Menda moves between worlds with ease. As a Global Council Member at the Delfina Foundation in London, an advisor to the Kochi Biennale Foundation, and a presence at Frieze and Yorkshire Sculpture Park, her engagement is never separate from her local commitment. In 2026, RMZ Foundation will support artists Himali Singh Soin and David Soin Tappeser at the Venice Biennale — taking that same conviction that places art in the forecourt of a Bengaluru campus onto one of the world’s most prominent cultural stages. “The goal is not visibility for its own sake but the building of a sustained, enduring cultural presence,” Menda says. It is a commitment that runs in both directions — outward to the world, and back to the cities and communities where the work begins. “India has extraordinary depth and a vital contemporary artistic voice. Our role is to ensure that voice is heard, consistently, intentionally, and with long-term commitment.”

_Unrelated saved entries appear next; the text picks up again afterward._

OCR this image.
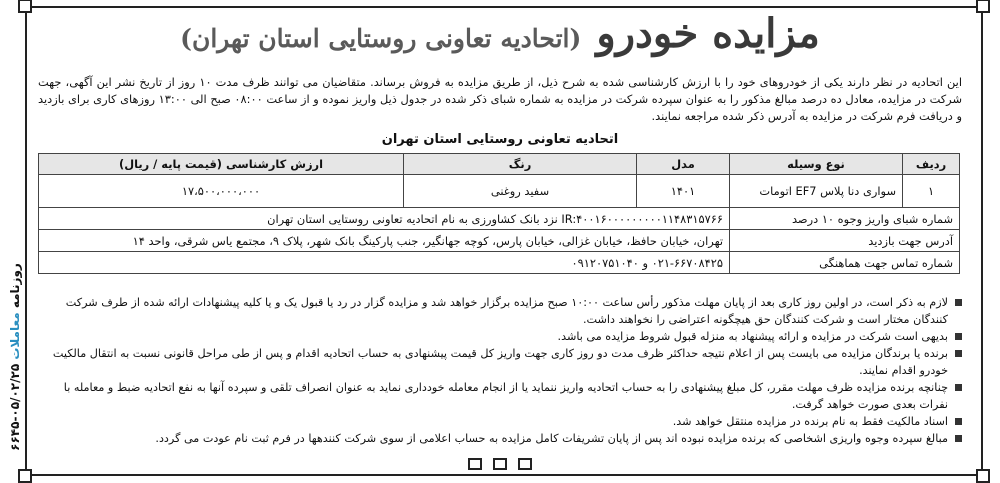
مزایده خودرو (اتحادیه تعاونی روستایی استان تهران)
این اتحادیه در نظر دارند یکی از خودروهای خود را با ارزش کارشناسی شده به شرح ذیل، از طریق مزایده به فروش برساند. متقاضیان می توانند ظرف مدت ۱۰ روز از تاریخ نشر این آگهی، جهت شرکت در مزایده، معادل ده درصد مبالغ مذکور را به عنوان سپرده شرکت در مزایده به شماره شبای ذکر شده در جدول ذیل واریز نموده و از ساعت ۰۸:۰۰ صبح الی ۱۳:۰۰ روزهای کاری برای بازدید و دریافت فرم شرکت در مزایده به آدرس ذکر شده مراجعه نمایند.
اتحادیه تعاونی روستایی استان تهران
ردیف	نوع وسیله	مدل	رنگ	ارزش کارشناسی (قیمت پایه / ریال)
۱	سواری دنا پلاس EF7 اتومات	۱۴۰۱	سفید روغنی	۱۷،۵۰۰،۰۰۰،۰۰۰
شماره شبای واریز وجوه ۱۰ درصد		IR:۴۰۰۱۶۰۰۰۰۰۰۰۰۰۱۱۴۸۳۱۵۷۶۶ نزد بانک کشاورزی به نام اتحادیه تعاونی روستایی استان تهران		
آدرس جهت بازدید		تهران، خیابان حافظ، خیابان غزالی، خیابان پارس، کوچه جهانگیر، جنب پارکینگ بانک شهر، پلاک ۹، مجتمع یاس شرقی، واحد ۱۴		
شماره تماس جهت هماهنگی		۰۲۱-۶۶۷۰۸۴۲۵ و ۰۹۱۲۰۷۵۱۰۴۰		
لازم به ذکر است، در اولین روز کاری بعد از پایان مهلت مذکور رأس ساعت ۱۰:۰۰ صبح مزایده برگزار خواهد شد و مزایده گزار در رد یا قبول یک و یا کلیه پیشنهادات ارائه شده از طرف شرکت کنندگان مختار است و شرکت کنندگان حق هیچگونه اعتراضی را نخواهند داشت.
بدیهی است شرکت در مزایده و ارائه پیشنهاد به منزله قبول شروط مزایده می باشد.
برنده یا برندگان مزایده می بایست پس از اعلام نتیجه حداکثر ظرف مدت دو روز کاری جهت واریز کل قیمت پیشنهادی به حساب اتحادیه اقدام و پس از طی مراحل قانونی نسبت به انتقال مالکیت خودرو اقدام نمایند.
چنانچه برنده مزایده ظرف مهلت مقرر، کل مبلغ پیشنهادی را به حساب اتحادیه واریز ننماید یا از انجام معامله خودداری نماید به عنوان انصراف تلقی و سپرده آنها به نفع اتحادیه ضبط و معامله با نفرات بعدی صورت خواهد گرفت.
اسناد مالکیت فقط به نام برنده در مزایده منتقل خواهد شد.
مبالغ سپرده وجوه واریزی اشخاصی که برنده مزایده نبوده اند پس از پایان تشریفات کامل مزایده به حساب اعلامی از سوی شرکت کنندهها در فرم ثبت نام عودت می گردد.
روزنامه معاملات ۰۵/۰۲/۲۵-۶۶۴۵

The work stays, the world moves through it — Masks by Narayan Singha

Indian cities, Menda observes, are at a turning point — urbanising rapidly, with public art finally beginning to keep pace. She is clear-eyed about what she would like to see next: intentionality, long-term cultural infrastructure, art embedded in where people work, live, and eat — present in the ordinary as much as the ceremonial. “City-led platforms are vital because they root art in lived civic experience,” she says. “They make the city itself the canvas.”

Everything RMZ Foundation does is guided by what Menda calls the four Cs — culture, community, commitment, and conversation. Art, in this framework, humanises complex issues, builds social cohesion, and opens space for the kind of empathy that few other forces can.

Art is how cities speak — and Anu Menda and RMZ Foundation are shaping what they have to say.